Cubism, which came to the forefront alongside Picasso, is in fact inseparable from the traditional understanding of art in terms of how a painting is created. The plastic possibilities unique to the art of painting were already being pushed to their limits in the contemporary movements of that period, alongside Cubism. The traditional artistic paradigms that persisted until the advent of Cubism and Picasso directed art toward creating a sense of depth in paintings, as if viewers were looking through a window, with the pictorial space flowing from the surface of the canvas toward a central point.
However, the Cubist movement shattered this understanding, aiming instead to create a composite state of consciousness in which viewers are drawn directly into the works they perceive. We can say that this unity is, in fact, the central characteristic of the Cubist movement: the visible aspects of nature are expressed through a holistic narrative that encompasses both the visible and the invisible. For this reason, the fundamental aim in Picasso’s works is to reestablish the unity—which had been fragmented by the perception of perspective—between what is visible and the elements invisible to the eye.
Cubism and Picasso’s Approach to Art
According to Picasso’s perspective and understanding of art, as soon as a painting is begun, it is, in fact, already finished. When Picasso painted, he would start at a single point on the canvas and then fill in the empty spaces. This may seem like a contradiction, but the reality is different. The canvas standing before the artist can actually be likened to a mother on the verge of giving birth. The creative forces within it are constantly surging and realizing themselves.

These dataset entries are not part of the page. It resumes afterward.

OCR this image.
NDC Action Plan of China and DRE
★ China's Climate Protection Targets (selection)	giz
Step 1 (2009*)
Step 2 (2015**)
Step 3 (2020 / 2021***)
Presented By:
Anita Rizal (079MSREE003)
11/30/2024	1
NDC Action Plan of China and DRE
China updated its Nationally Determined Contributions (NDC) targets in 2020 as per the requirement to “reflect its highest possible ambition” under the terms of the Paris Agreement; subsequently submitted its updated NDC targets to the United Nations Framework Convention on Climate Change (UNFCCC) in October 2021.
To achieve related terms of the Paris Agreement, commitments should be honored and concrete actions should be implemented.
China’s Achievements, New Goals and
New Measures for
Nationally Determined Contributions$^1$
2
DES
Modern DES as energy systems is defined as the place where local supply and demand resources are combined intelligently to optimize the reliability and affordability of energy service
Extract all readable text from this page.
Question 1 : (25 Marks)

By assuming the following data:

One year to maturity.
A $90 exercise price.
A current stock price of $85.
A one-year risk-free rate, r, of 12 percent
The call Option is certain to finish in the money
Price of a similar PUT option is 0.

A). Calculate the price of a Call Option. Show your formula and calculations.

This process—which will conclude with the transformation of this potential into action—is a clash between desire (eros) and destruction (thanatos). According to Picasso, the artist’s role here precisely mirrors the mother’s emotional state and her position in the face of the conflict between these inner forces. For this reason, the work itself actually begins and ends within the artist from the very start.
Picasso often speaks of this contradictory state into which the artist falls. Lost within this conflict, the painter feels as if he has surrendered himself to the void and is being guided by it. Ultimately, as Picasso himself noted, the very first moment the painter’s brush touches the canvas—that zero point—is actually a moment when the forces that have been building up have already found their outward expression. In this regard, the tools used in the art of painting carry a symbolic nature.
This is one of the fundamental pillars of Picasso’s understanding of art. One of the greatest criteria that defines art is its connection to truth. This connection is essential because painting is not merely a flawless and powerful depiction of nature, but rather an interpretation of an independent aspect of nature. With Picasso, the art of painting—which had previously imitated observed scenes within the artist’s own perspective—has now begun to break free from that framework.

Picasso, a painter of Spanish origin who recognized this transformation in art at the time, focused on the ideas underlying it, giving rise to Cubism, a revolutionary movement. Thus, the very nature of art as a creative act began to change, and established aesthetic conventions were shattered. It was no longer sufficient for an artistic act to simply replicate any scene from nature using plastic techniques and materials. As Picasso himself expressed, the artist must now process and re-create the phenomena depicted in their works internally before directly conveying them. Thus, regardless of technical styles, a work of art will maintain a direct connection to the artist’s inner world, establishing a sense of belonging.